Era de mañana, amanecía, el sueño campesino suspiraba en el agriado bochorno. Prischepa se agenció un carro en la unidad y se puso a recorrer el pueblo para recoger sus gramófonos, las tinas para el levas y las toallas que su madre había bordado. Salió a la calle cubierto de una capa negra, con un cuchillo curvo al cinto; el carro lo seguía. Prischepa iba de un vecino a otro, la huella ensangrentada de sus suelas se arrastraba tras sus pasos. En las casas en que el cosaco descubría objetos de su madre o la pipa del padre, dejaba viejas acuchilladas, perros colgados sobre el pozo, iconos embadurnados de estiércol.
Los aldeanos, fumando sus pipas, seguían con mirada sombría el recorrido de Prischepa. Los cosacos jóvenes se habían dispersado por la estepa y llevaban la cuenta. La cuenta se iba hinchando, el pueblo callaba.
Cuando hubo terminado, Prischepa regresó a la casa desierta de sus padres. Colocó los muebles rescatados en el orden que recordaba de su infancia y mandó por vodka. Encerrado en la casa, estuvo bebiendo dos días enteros; cantaba, lloraba y descargaba sablazos contra las mesas.
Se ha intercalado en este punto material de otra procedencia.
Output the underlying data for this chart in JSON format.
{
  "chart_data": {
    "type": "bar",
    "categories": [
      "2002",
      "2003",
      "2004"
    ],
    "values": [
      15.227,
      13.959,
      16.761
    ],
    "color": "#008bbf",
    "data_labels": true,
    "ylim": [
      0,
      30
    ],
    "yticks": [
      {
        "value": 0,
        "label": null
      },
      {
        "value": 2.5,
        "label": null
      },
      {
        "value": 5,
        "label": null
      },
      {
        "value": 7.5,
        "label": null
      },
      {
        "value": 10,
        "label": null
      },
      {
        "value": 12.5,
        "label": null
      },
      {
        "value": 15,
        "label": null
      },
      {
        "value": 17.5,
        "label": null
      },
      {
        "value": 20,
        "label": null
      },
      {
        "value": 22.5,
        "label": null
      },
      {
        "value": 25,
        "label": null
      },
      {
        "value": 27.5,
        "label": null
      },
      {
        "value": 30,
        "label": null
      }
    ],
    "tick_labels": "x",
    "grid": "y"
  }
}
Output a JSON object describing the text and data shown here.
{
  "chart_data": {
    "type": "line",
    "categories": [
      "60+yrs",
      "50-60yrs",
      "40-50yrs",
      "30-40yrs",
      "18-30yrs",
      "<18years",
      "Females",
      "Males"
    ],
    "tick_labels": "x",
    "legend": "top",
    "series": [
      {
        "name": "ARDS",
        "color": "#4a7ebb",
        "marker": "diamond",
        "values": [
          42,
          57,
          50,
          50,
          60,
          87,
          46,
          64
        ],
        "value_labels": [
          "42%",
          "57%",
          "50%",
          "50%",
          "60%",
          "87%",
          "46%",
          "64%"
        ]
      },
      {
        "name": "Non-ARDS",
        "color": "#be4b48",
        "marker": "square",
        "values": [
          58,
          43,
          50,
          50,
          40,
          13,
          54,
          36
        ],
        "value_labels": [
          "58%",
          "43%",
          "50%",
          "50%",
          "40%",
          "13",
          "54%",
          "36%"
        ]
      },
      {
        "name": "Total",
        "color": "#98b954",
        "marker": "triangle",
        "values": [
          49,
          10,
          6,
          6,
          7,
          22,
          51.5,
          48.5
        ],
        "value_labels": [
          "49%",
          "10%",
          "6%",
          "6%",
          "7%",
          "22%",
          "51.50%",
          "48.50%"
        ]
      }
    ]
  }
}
A la tercera noche el pueblo vio humo sobre la casa de Prischepa. Chamuscado y hecho girones, tambaleándose, sacó del establo la vaca, le colocó el revólver en la boca y disparó. La tierra humeaba a sus pies, el anillo azul de las llamas salió volando de la chimenea y se evaporó; un becerro abandonado lanzó un sollozo en el establo. El incendio refulgía como un domingo. Prischepa desató el caballo, lanzó un mechón de su pelo al fuego y desapareció.